|Biogas Plants in Animal Husbandry (GTZ, 1989)|
|7. Plant operation, maintenance and repair|
The operation of a simple biogas plant is relatively uncomplicated. The user must be given all the information and practical assistance he needs before and during the early phases of plant operation.
The collection of substrate is a simple matter when combined with work that has to be done anyway, e.g. cleaning the stables. It can be made even easier by arranging for the manure to flow directly into the mixing pit. Experience shows that it is not a good idea to gather dung from fields, roads, etc. or to go to the trouble of elaborately chopping up or otherwise preprocessing plant material for use as substrate. The work involved is usually underestimated, while the motivation is overestimated.
Filling the plant
Filling means: mixing the substrate with water, removing bouyant materials, allowing the fill material to warm up, flushing it into the digester, and removing sand and stones. The simple mixing pit shown in figure 5.16 can handle a daily fill quantity of up to 500 1.

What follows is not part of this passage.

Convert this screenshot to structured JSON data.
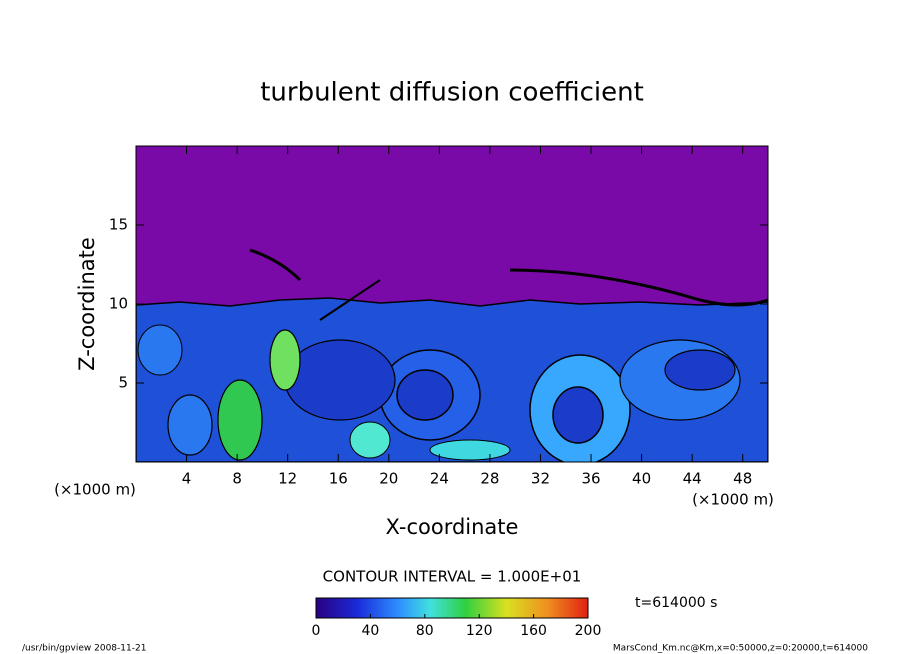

The further processing of digested slurry is a critical point in that it can be quite toilsome (cf. chapter 3.4).
In designing the plant, care must be taken to ensure that the
slurry store will be large enough. Fixed-dome plants in particular should be
equipped with an overflow, so that the digested slurry does not have to be
hauled away every day.
Table 7.2: Checklist for the daily operation and regular maintenance of biogas plants (Source: OEKOTOP)
- fill the plant
- clean the mixing pit
- agitate the digester contents
- check the gas pressure
- check the gasholder contents
- check the appearance and odor of the digested slurry
- remove/use the digested slurry
- clean and inspect the gas appliances
- check the gas valves, fittings and appliances for leaks
- inspect the water trap
- inspect the digester for scum formation and remove as necessary by opening the plant
- inspect the plant for water tightness and gas tightness
- pressure-test the gas valves, fittings and pipes
- check the gasholder for rust and repaint as necessary
Monitoring the process
If the plant is properly started before being handed over to the user, it may be assumed to be in proper working order. The user will have become familiar with what optimum plant operation involves. This is very important, because from then on he himself will have to watch for any appreciable changes in how the plant functions; the main indication of a beginning malfunction is a change in the daily gas output.